15 Oct 20 by Lesley Anderson
What’s the future for retail on the high street?
The future for retail has been looking under pressure for some time. Long before anyone had heard of Covid 19 we were aware that our retail high streets have been under huge pressure to change. The contributory causes to the woes of the high street over the years have included the growth of out of town shopping, rents and business rates that have arguably become out of sync with trading levels and of course the unrelenting rise in internet shopping – all of which have been discussed many times – but the period of lockdown earlier this year acted to bring even more pressure on to retailers.
Lockdown was made bearable for many people by the fact that internet shopping remained open for business while the high street was largely a no- go area. This helped cash flow for retailers with a good online presence so while not driving footfall to shops at least it helped sustain businesses. Since restrictions were eased the high street re-opened with social distancing measures and this has meant that shoppers have been able to return where they have felt safe to do so but this return has not been sufficient to stem the distress amongst many shop occupiers.
‘The fact that town centres are going to have to adapt significantly to re- align with demand is even clearer than ever. There is a future for retail – in spite of current circumstances and looking to the years ahead we can rely on the fact that people generally do want to be sociable and have a sense of belonging and community and our town centres have throughout the ages always been at the centre of this. ‘ states Alan Treloar, Head of Agency for Vickey Holman Property Consultants. ‘Our current experience is that demand for smaller retail units, within the reach of sole local traders, has remained during all but the toughest of the past few months while the demand for larger shops – once the domain of the national chains – has fallen significantly but this was already the trend pre- virus in any case. The pandemic has just made a difficult market for larger retail space even more challenging.
Landlords of larger shop units are now often having to consider making serious compromises to their rental income and other lease terms and take a more collaborative approach with their tenants than ever before. Turnover rents, which for most of us in the South West were something we heard of but never experienced have now become a reality in many situations.’
To create this sense of a place to come together even more is going to need to change, beyond continuing to support retail uses where possible, to bring more people into town centres so we need to see more initiative going in to creating new living and working space above, behind and within the high street.

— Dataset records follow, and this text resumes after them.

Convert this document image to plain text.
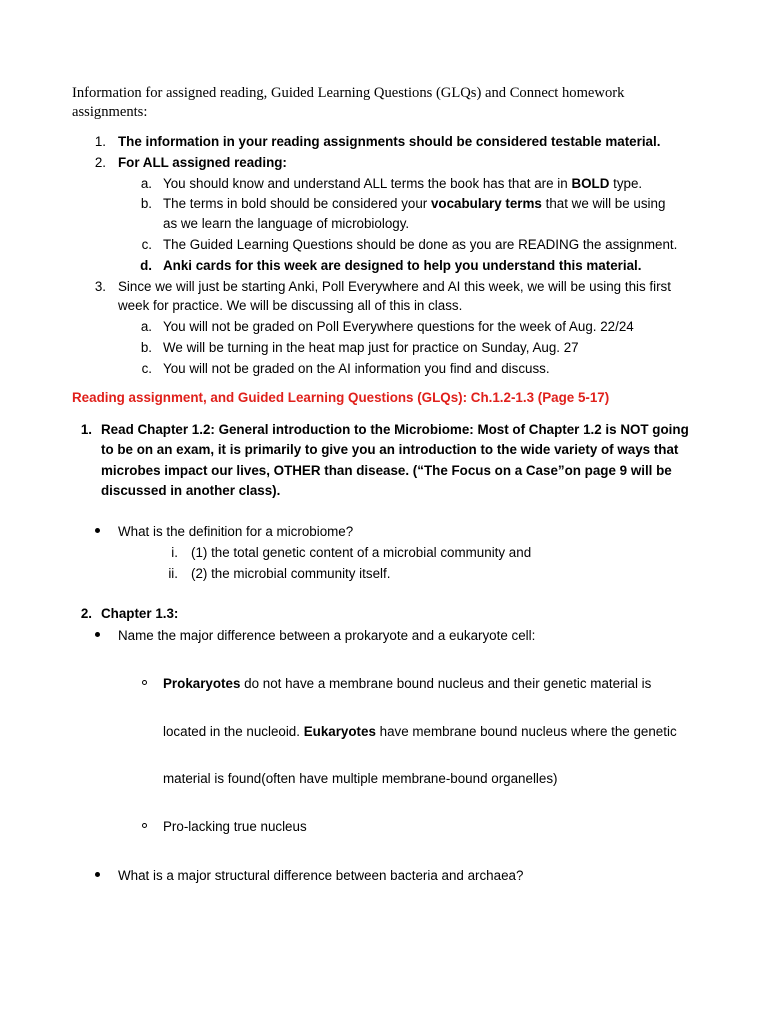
Information for assigned reading, Guided Learning Questions (GLQs) and Connect homework
assignments:
1. The information in your reading assignments should be considered testable material.
2. For ALL assigned reading:
a. You should know and understand ALL terms the book has that are in BOLD type.
b. The terms in bold should be considered your vocabulary terms that we will be using
as we learn the language of microbiology.
c. The Guided Learning Questions should be done as you are READING the assignment.
d. Anki cards for this week are designed to help you understand this material.
3. Since we will just be starting Anki, Poll Everywhere and AI this week, we will be using this first
week for practice. We will be discussing all of this in class.
a. You will not be graded on Poll Everywhere questions for the week of Aug. 22/24
b. We will be turning in the heat map just for practice on Sunday, Aug. 27
c. You will not be graded on the AI information you find and discuss.
Reading assignment, and Guided Learning Questions (GLQs): Ch.1.2-1.3 (Page 5-17)
1. Read Chapter 1.2: General introduction to the Microbiome: Most of Chapter 1.2 is NOT going
to be on an exam, it is primarily to give you an introduction to the wide variety of ways that
microbes impact our lives, OTHER than disease. (“The Focus on a Case”on page 9 will be
discussed in another class).
What is the definition for a microbiome?
i. (1) the total genetic content of a microbial community and
ii. (2) the microbial community itself.
2. Chapter 1.3:
Name the major difference between a prokaryote and a eukaryote cell:
Prokaryotes do not have a membrane bound nucleus and their genetic material is
located in the nucleoid. Eukaryotes have membrane bound nucleus where the genetic
material is found(often have multiple membrane-bound organelles)
Pro-lacking true nucleus
What is a major structural difference between bacteria and archaea?
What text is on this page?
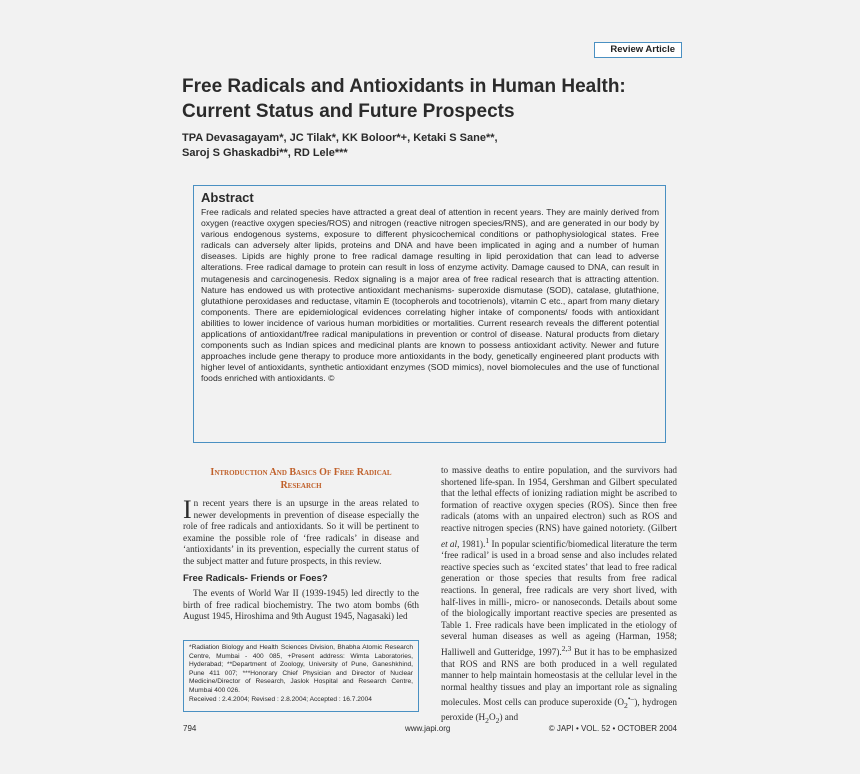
Review Article
Free Radicals and Antioxidants in Human Health:
Current Status and Future Prospects
TPA Devasagayam*, JC Tilak*, KK Boloor*+, Ketaki S Sane**,
Saroj S Ghaskadbi**, RD Lele***
Abstract
Free radicals and related species have attracted a great deal of attention in recent years. They are mainly derived from oxygen (reactive oxygen species/ROS) and nitrogen (reactive nitrogen species/RNS), and are generated in our body by various endogenous systems, exposure to different physicochemical conditions or pathophysiological states. Free radicals can adversely alter lipids, proteins and DNA and have been implicated in aging and a number of human diseases. Lipids are highly prone to free radical damage resulting in lipid peroxidation that can lead to adverse alterations. Free radical damage to protein can result in loss of enzyme activity. Damage caused to DNA, can result in mutagenesis and carcinogenesis. Redox signaling is a major area of free radical research that is attracting attention. Nature has endowed us with protective antioxidant mechanisms- superoxide dismutase (SOD), catalase, glutathione, glutathione peroxidases and reductase, vitamin E (tocopherols and tocotrienols), vitamin C etc., apart from many dietary components. There are epidemiological evidences correlating higher intake of components/ foods with antioxidant abilities to lower incidence of various human morbidities or mortalities. Current research reveals the different potential applications of antioxidant/free radical manipulations in prevention or control of disease. Natural products from dietary components such as Indian spices and medicinal plants are known to possess antioxidant activity. Newer and future approaches include gene therapy to produce more antioxidants in the body, genetically engineered plant products with higher level of antioxidants, synthetic antioxidant enzymes (SOD mimics), novel biomolecules and the use of functional foods enriched with antioxidants. ©
Introduction And Basics Of Free Radical
Research

In recent years there is an upsurge in the areas related to newer developments in prevention of disease especially the role of free radicals and antioxidants. So it will be pertinent to examine the possible role of ‘free radicals’ in disease and ‘antioxidants’ in its prevention, especially the current status of the subject matter and future prospects, in this review.

Free Radicals- Friends or Foes?

The events of World War II (1939-1945) led directly to the birth of free radical biochemistry. The two atom bombs (6th August 1945, Hiroshima and 9th August 1945, Nagasaki) led

*Radiation Biology and Health Sciences Division, Bhabha Atomic Research Centre, Mumbai - 400 085, +Present address: Wimta Laboratories, Hyderabad; **Department of Zoology, University of Pune, Ganeshkhind, Pune 411 007; ***Honorary Chief Physician and Director of Nuclear Medicine/Director of Research, Jaslok Hospital and Research Centre, Mumbai 400 026.
Received : 2.4.2004; Revised : 2.8.2004; Accepted : 16.7.2004
to massive deaths to entire population, and the survivors had shortened life-span. In 1954, Gershman and Gilbert speculated that the lethal effects of ionizing radiation might be ascribed to formation of reactive oxygen species (ROS). Since then free radicals (atoms with an unpaired electron) such as ROS and reactive nitrogen species (RNS) have gained notoriety. (Gilbert et al, 1981).$^1$ In popular scientific/biomedical literature the term ‘free radical’ is used in a broad sense and also includes related reactive species such as ‘excited states’ that lead to free radical generation or those species that results from free radical reactions. In general, free radicals are very short lived, with half-lives in milli-, micro- or nanoseconds. Details about some of the biologically important reactive species are presented as Table 1. Free radicals have been implicated in the etiology of several human diseases as well as ageing (Harman, 1958; Halliwell and Gutteridge, 1997).$^{2,3}$ But it has to be emphasized that ROS and RNS are both produced in a well regulated manner to help maintain homeostasis at the cellular level in the normal healthy tissues and play an important role as signaling molecules. Most cells can produce superoxide $(O_2^{•-})$, hydrogen peroxide $(H_2O_2)$ and
794	www.japi.org	© JAPI • VOL. 52 • OCTOBER 2004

Put simply, the more people living and working in a town centre will lead to more footfall and ultimately customers for the high street business. This will help all towns – not just those that are thought of attractive places to visit in their own right – coastal hot spots for instance.
The future for retail includes finding alternative uses.
‘As well as landlords and retail tenants needing to work together we need to be more open-minded to potential alternative uses for larger retail units when they become vacant and where there is little demand. There is a trend towards occupiers that once only occupied upper floors in our towns coming down to the street and as a result, becoming more accessible to their clientele – and this includes office occupiers, consultants, health practitioners and others. ‘ added Alan. ‘Recent changes to the planning use Classes will help this reshuffle of some occupiers from upper floors and lower profile ground floor space helped now by the fact that retail, professional services, food and drink, offices and light industrial, nurseries and health services and assembly and leisure uses all now fall within a single Use Class – Class E – whereas previously they each had their own use class and in many cases planning permission was required to move from one to another.
We have yet to see the results of this simplification take hold as the change was only made at the start of September but it should see a diversification of users on the high street that had already begun develop over time and we are looking forward to that taking shape. ‘
Of course we can discuss at length the natural desire that people have to use their towns as part of their daily routine and how planning changes will help drive activity but retailers, BID organisations and local authorities also play their part to ensure that their offer is something that the public want but I think that most of these players are already doing a very good job of this as we have seen towns take action to encourage activity with various initiatives from shopping local campaigns, to festivals, branding and other promotions.